Gianluca Baldassarre

Biography

Gianluca Baldassarre received the B.A. and M.A. degrees in economics and the M.Sc. degree in cognitive psychology and neural networks from the University of Rome “La Sapienza,” Rome, Italy, in 1998 and 1999, respectively, and the Ph.D. degree in computer science with the University of Essex, Colchester, U.K., in 2003, with a focus on planning with neural networks. He was a Post-Doctoral Fellow with the Italian Institute of Cognitive Sciences and Technologies, National Research Council, Rome, researching on swarm robotics, where he has been a Researcher, since 2006, and coordinates the Research Group that he founded called the Laboratory of Computational Embodied Neuroscience. From 2006 to 2009, he was a Team Leader of the EU Project “ICEA—Integrating Cognition Emotion and Autonomy” and the Coordinator of the European Integrated Project “IM-CLeVeR— Intrinsically-Motivated Cumulative-Learning Versatile Robots,” from 2009 to 2013, and is currently Team Leader of the EU Project “GOAL-Robots – Goal-based Open-ended Autonomous Learning Robots”. He has over 100 international peer-review publications.
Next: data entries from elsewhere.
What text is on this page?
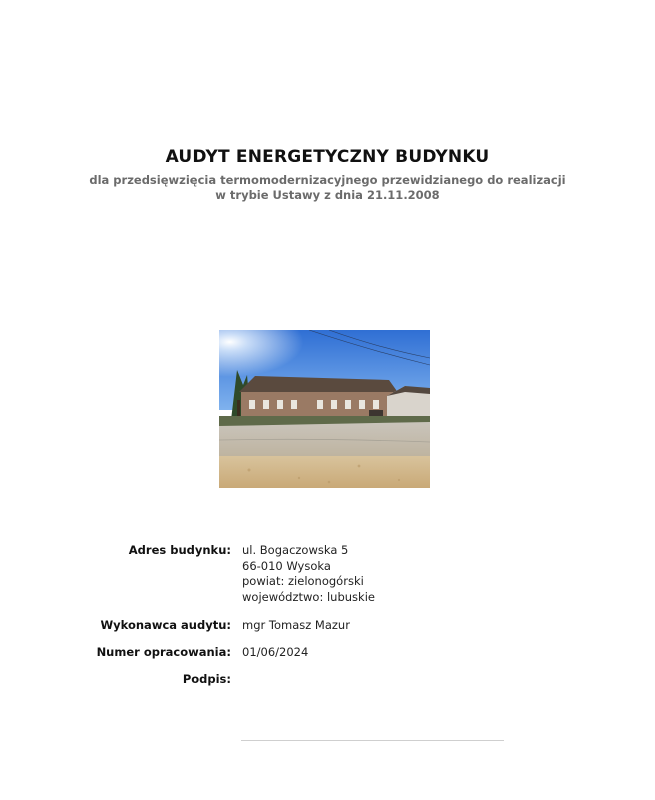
AUDYT ENERGETYCZNY BUDYNKU
dla przedsięwzięcia termomodernizacyjnego przewidzianego do realizacji
w trybie Ustawy z dnia 21.11.2008
Adres budynku: ul. Bogaczowska 5
66-010 Wysoka
powiat: zielonogórski
województwo: lubuskie
Wykonawca audytu: mgr Tomasz Mazur
Numer opracowania: 01/06/2024
Podpis:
His cur- rent research interests include cumulative learning of multiple sensorimotor skills driven by extrinsic and intrinsic motivations. He studies these topics with two interdisciplinary approaches: with computational models constrained by data on brain and behavior, aiming to understand the latter ones and with machine-learning/robotic approaches, aiming to produce technologically useful robots.

Abstract

Will robots acquire a cognition and emotions similar to humans’ ones? If so, what will be the impact on the status of humans?

What are the ethical implications of open-ended developing robots? In particular, what will be the relative status of future intelligent robots with respect to humans if they will progressively acquire increasingly sophisticated cognition and emotions? I face this question by adopting a perspective for which cognition, emotions, and even consciousness, are information processing phenomena that can be fully explained in materialistic terms and hence be acquired by robots. This implies that robots endowed with a suitable developmental program for open-ended development will one day be endowed with cognition, emotions, and even consciousness similar, in complexity, to those of humans. The underlying mechanisms supporting some of these functions might differ from those of humans, but they will have a commensurable sophistication. When this will happen, and will be fully recognized by humans, humans will have to recognize to robots a nature of sentient intelligent beings analogous to their own, and hence also attribute to them a status and legal rights similar theirs. Humans will thus become just one sentient intelligent species among many others. How will humans feel once no more unique? And will they become “redundant” when surpassed in various cognitive and emotional features by some artificial beings, thus possibly incurring an existential risk? Not necessarily if a “equal diversity principle”, for which no natural or artificial being is superior to other beings in absolute terms, will become a universal value among intelligent beings, natural and artificial ones. This principle, resonating with the no-free-lunch theorem in machine learning and the many-species-best-for-their-niche idea in biology, is grounded on the fact that any intelligent/emotional being, or some of its features, could be “better” than other beings/features in particular conditions. This principle of diversity would make any intelligent sentient being personally feel valuable, and also be considered as such by all other intelligent sentient beings, thus deserving the right to exist and being worth preserving as incorporating knowledge which is potentially valuable in given, possibly not-yet-existing, situations.